The interactions between the five parameters tested in this study are discussed below. Regarding the V_ST(X₁), it can be observed that the positive effect of this factor decreases with the increase of the factors F_SC(X₂), η_o(X₃), a₁(X₄), but increases with the increase of m(X₅). For the two factors V_ST(X₁) and m(X₅) there is a synergism phenomenon, because when increasing them together, it affects more strongly than it would be when increasing them separately. The large negative effect of F_SC(X₂) increases with the increase of the factors V_ST(X₁), η_o(X₃), m(X₅), but it decreases with the increase of a₁(X₄).

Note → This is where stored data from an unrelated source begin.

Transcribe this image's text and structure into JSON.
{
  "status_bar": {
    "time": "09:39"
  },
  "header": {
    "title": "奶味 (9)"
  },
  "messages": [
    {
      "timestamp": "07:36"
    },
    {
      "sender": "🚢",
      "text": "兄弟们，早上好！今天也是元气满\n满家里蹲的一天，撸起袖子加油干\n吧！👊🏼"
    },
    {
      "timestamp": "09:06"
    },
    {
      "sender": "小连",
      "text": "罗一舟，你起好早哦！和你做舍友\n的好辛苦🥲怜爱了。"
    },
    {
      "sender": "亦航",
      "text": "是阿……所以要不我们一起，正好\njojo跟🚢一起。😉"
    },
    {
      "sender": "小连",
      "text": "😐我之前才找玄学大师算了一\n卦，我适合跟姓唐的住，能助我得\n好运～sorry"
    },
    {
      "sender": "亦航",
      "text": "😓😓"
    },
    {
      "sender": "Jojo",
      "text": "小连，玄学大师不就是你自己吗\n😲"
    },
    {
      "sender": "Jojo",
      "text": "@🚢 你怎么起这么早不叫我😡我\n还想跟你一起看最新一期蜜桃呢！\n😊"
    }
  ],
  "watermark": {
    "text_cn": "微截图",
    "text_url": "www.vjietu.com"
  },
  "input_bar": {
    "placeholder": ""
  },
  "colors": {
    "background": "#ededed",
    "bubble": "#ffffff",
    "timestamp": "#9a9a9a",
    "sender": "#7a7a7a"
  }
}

For the factor η_o(X₃), its positive effect decreases with the increase of the factors V_ST(X₁), F_SC(X₂), a₁(X₄), but increases with the increase of m(X₅). For the two factors η_o(X₃) and m(X₅) there is also a synergy, as when each of them increase together the influence is stronger than it would be with a separate increase. For the factor m(X₅), the high positive impact will be the stronger, with the greater factors V_ST(X₁) and η_o(X₃). For these two pairs of factors V_ST(X₁)−m(X₅) and η_o(X₃)−m(X₅) there is synergism, as each of them influences more strongly when increased together than with their separate increased. The positive influence of factor m(X₅) will be smaller if the factors F_SC(X₂) and a₁(X₄) increase.

Next, the procedure of optimizing the value of energy produced by the collectors was carried out. As could be expected, the optimal values of the SDHW system parameters occur on the boundaries of the factor space. The maximum of the examined functions was achieved with the extreme values of the factors X₂ = −1, X₃ = +1, X₄ = −1, X₅ = +1. Only factor X₁ changed the optimal value in different locations.

Thus, the maximum annual useful energy output (Y_I) is 1303 kWh/m² for Madrid. Y_{I, max} is achieved with the following parameters: the storage tank capacity V_ST = 12m³, the collector area F_SC = 30m², the collector’s optical efficiency η_o = 0.98, the linear heat loss coefficient a₁ = 2 W/m²·K, and the daily DHW consumption m = 8400 kg/day. In the case of Budapest weather zone, the function Y_II has a maximum of 918.5 kWh/m² for storage tank capacity V_ST = 10.5m³, and for the function Y_III (Helsinki weather conditions) the maximum of 768 kWh/m² is obtained for V_ST = 10 m³.

It should be noted that the above analysis makes perfect sense from the point of view of mathematical relations. However, in design practice, sometimes a slightly different approach to such issues is needed. It often happens that in practical conditions we cannot obtain the maximum or optimal value of an objective function Y_{i, max} estimated as a result of solving the optimization problem. In the case of SDHW systems, this may be due to the inability to install the appropriate number of collectors due to the insufficient roof area. Sometimes it also happens that it is not possible to design an appropriate volume of hot water storage tanks due to the lack of space in the district heating substations.

Using mathematical models, Equations (3)–(5), we can check whether the designed system is far from the optimal parameters in a given situation. To visualize this issue, three charts have been drawn up. The first one shows the effect of changing the amount of accumulated hot water on the useful energy output of the collectors (Figure 10). The second one shows the change of DHW consumption effects on the same parameter characterizing the collectors (Figure 11). The impact of the collector surface on their performance is presented in Figure 12. The calculations were made for the parameters located in the center of the multivariate-space that is formed by the average level of coefficients, i.e., equal to 0.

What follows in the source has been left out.